The works he creates are devoted to painting and its fundamental aspects: surface, space, and the interactions between them; colour and pigment with their texture and presentation; shapes, contours, and dimensions in the context of all these elements. All of these aspects are also executed in a very minimalistic fashion. It sounds deeply scientific, rational, abstract, and rather dry. However, Umberg’s works are sensual artefacts that can be observed emotionally and require the viewer’s full attention. Umberg is interested in “the absorbing way of perception” in the viewer. Colour is the most important part of the painting process for him.

From 1963 to 1969, Umberg studied at Kunstakademie Düsseldorf and the Royal Academy of Fine Arts in Antwerp, as well as the Cologne Academy of Fine and Applied Arts. During the 1970s, he became very interested in colour, its physical properties, and the impact of colour on the viewer’s senses. From 1982 to 1988, he organised individual exhibitions in his non-commercial exhibition room Raum für Malerei in Cologne for fellow artists from the international arts community, such as Josef Albers, Robert Ryman, Brice Marden, Alan Uglow, or Joseph Marioni. Umberg gained popularity for his black paintings through Rolf Ricke, a gallery owner in Cologne, and his paintings have been monochrome ever since.

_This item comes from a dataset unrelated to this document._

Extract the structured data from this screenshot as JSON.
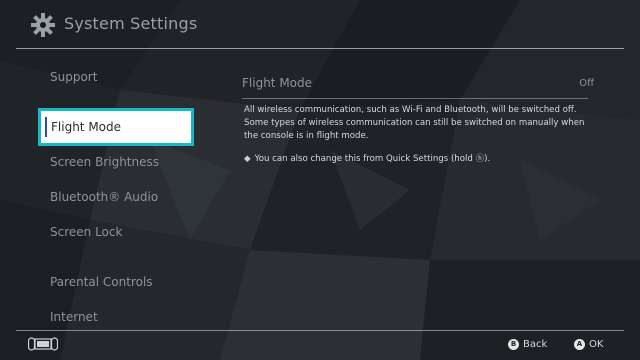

In 1994, he gave his first lectures at Kunsthochschule Kassel. From 2000 to 2007, he was a professor of painting at the State Academy of Fine Arts in Karlsruhe, and in 2006 he also taught at the Academy of Fine Arts in Leipzig. In 2000 and 2002 he was invited by Museum Ludwig in Cologne and the Modern Art Museum in Frankfurt to curate exhibitions of works by other contemporary artists, as well as classics. In 2005, Umberg, whose paintings have also been presented in Milan, London, New York, and Tokyo, received the Fred Thieler Prize for painting in Berlin. Günter Umberg, born in Bonn in 1942, currently lives and works mostly in France.